Before his senior season in 2007, Salem was named to the Brooks Wallace Award and Dick Howser Trophy watch list. He was also named a pre-season All-American by the College Baseball Foundation, Rivals.com and the National Collegiate Baseball Writers Association. On his academic success, Salem commented, "I really do take pride in my grades...When a lot of guys go out, I'm in the library studying. So, I definitely make the sacrifices." On his 22^{nd} birth day, Salem hit two home runs in his first two at-bats in a game against Georgia State University. In 2007, Salem was nominated by the University of Alabama for the H. Boyd McWhorter Scholar-Athlete Post-Graduate Scholarship and received the Algernon Sydney Sullivan Award, the highest honor offered by the University of Alabama. He graduated with a 3.85 final grade point average. He later won the H. Boyd McWhorter Scholar-Athlete Post-Graduate Scholarship, which was awarded to him at the annual SEC spring meeting in Destin, Florida, on May 31, 2007. On April 17, 2007, it was announced that Salem, along with 30 other college baseball players, were finalists for the Lowe's Senior CLASS Award.
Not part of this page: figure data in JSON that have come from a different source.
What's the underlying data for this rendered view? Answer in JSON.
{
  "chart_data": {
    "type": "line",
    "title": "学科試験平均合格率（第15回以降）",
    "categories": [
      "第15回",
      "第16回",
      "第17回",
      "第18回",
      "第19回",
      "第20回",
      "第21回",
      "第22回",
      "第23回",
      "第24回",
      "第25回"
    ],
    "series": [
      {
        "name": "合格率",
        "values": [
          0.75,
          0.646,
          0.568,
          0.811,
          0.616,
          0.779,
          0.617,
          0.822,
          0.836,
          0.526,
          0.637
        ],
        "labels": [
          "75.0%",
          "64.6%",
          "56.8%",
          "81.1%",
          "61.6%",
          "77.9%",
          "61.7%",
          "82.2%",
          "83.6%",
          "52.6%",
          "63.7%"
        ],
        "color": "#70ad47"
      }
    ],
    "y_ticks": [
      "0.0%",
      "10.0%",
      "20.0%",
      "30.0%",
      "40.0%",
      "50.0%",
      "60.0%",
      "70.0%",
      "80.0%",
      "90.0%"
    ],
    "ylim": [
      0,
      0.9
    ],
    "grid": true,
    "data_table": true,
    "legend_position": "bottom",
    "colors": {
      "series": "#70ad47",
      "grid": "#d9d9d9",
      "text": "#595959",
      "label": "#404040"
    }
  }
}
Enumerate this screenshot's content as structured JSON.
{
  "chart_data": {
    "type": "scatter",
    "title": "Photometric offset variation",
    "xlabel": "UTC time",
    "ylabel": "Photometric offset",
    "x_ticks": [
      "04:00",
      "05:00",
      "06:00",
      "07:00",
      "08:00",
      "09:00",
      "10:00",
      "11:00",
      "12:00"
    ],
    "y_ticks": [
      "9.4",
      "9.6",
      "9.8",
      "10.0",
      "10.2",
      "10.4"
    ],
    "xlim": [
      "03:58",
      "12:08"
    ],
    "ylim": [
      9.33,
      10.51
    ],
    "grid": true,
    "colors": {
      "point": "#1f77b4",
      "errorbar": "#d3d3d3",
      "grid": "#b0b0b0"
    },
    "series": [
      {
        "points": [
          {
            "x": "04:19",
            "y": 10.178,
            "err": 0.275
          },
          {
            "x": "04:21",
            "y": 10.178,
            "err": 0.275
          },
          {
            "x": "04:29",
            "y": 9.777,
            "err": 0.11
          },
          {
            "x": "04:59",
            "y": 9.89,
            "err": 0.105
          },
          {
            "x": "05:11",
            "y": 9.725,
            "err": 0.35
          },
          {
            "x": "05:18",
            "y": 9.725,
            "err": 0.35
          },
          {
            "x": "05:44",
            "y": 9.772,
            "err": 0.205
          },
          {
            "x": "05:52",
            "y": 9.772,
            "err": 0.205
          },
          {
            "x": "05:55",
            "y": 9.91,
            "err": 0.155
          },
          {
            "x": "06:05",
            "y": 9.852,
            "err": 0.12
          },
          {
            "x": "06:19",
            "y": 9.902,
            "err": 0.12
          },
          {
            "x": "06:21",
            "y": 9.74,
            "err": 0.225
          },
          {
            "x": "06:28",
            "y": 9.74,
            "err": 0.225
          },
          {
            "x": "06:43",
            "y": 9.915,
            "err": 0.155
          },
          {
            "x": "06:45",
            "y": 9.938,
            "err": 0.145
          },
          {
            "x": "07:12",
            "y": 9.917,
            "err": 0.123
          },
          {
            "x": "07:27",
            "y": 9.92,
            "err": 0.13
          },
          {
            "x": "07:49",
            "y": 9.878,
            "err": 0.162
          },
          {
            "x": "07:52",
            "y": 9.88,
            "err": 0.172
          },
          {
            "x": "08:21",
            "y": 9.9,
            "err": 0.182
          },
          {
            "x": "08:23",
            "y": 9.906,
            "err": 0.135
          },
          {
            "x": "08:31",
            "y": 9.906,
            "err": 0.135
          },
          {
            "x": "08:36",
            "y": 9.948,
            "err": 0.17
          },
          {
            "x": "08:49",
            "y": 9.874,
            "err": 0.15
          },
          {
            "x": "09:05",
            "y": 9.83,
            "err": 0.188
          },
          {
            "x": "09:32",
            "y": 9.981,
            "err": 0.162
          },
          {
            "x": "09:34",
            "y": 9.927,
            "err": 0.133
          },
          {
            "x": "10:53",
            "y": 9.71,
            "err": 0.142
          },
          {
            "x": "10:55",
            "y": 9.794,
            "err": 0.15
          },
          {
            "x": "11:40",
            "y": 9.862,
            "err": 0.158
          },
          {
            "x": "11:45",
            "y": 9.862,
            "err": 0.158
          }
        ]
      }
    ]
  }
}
Salem was named to the ESPN the Magazine's First-Team Academic All-American Team, making it his second consecutive season to receive that honor. Salem won the inaugural Lowe's Senior CLASS Award after beating out 29 other finalists. Salem was named to the National Collegiate Baseball Writers Association All-American Team after the 2007 season. On the 2007 season, his final at Alabama, Salem batted .351 with 61 runs, 81 hits, seven doubles, three triples, seven home runs, 32 RBIs, and 23 stolen bases in 57 games.

==Professional career==
The Tampa Bay Devil Rays (now known as the Tampa Bay Rays) drafted Salem in the 6th round of the 2007 Major League Baseball draft. Salem began his professional career with the Class-A Short-Season Hudson Valley Renegades. With the Renegades, he batted .311 with 41 runs, 70 hits, 11 doubles, seven triples, one home run, 23 runs batted in (RBIs) and 28 stolen bases in 58 games. Salem was tied for second in the New York – Penn League in triples and was third in stolen bases. He was selected to the New York – Penn League Post-Season All-Star team after the season. In 2008, Salem spent the entire season with the Class-A Columbus Catfish. During the month of April, the Tampa Bay Rays named Salem the Player of the Month in their minor league organization. On May 16, 2008, Salem was placed on the disabled list after he broke his elbow from sliding head-first into second base. His injury was season ending and he spent the rest of the season rehabbing at Naimoli Complex in St. Petersburg, Florida. In 38 games, Salem batted .301 with 24 runs, 26 hits, four doubles, three triples, seven RBIs, and 25 stolen bases. Salem began the 2009 season with the Class-A Advanced Charlotte Stone Crabs. On the season, Salem batted .255 with 54 runs, 91 hits, 12 doubles, seven triples, 22 RBIs, and 24 stolen bases in 99 games. He led the team in triples. Salem played the 2010 season with the Double-A Montgomery Biscuits and also spent time with the Triple-A Durham Bulls that same season. In 2010, he batted .260 with 24 doubles, 4 home runs, 23 stolen bases and was named a Southern League mid-season All-Star. Salem missed the entire 2011 season due to a knee injury. He was released by the Tampa Bay Rays in June 2012.

==Other activities==
Salem led the Pinnacle Baseball Camp, a camp for baseball players in grades kindergarten to eighth grade. Along with Salem, other professional players instructed the camp including second baseman Matt Downs and shortstop Greg Paiml.

==Personal==
Salem's father, Emeel Salem, Sr., was drafted by the Chicago Cubs out of high school but chose to attend the University of South Alabama where he played baseball under coach Eddie Stanky. Salem is a concert pianist and speaks several different languages. Salem is also related to football players Ed Salem, George Salem, Sr., George Salem, Jr. and Jimbo Salem.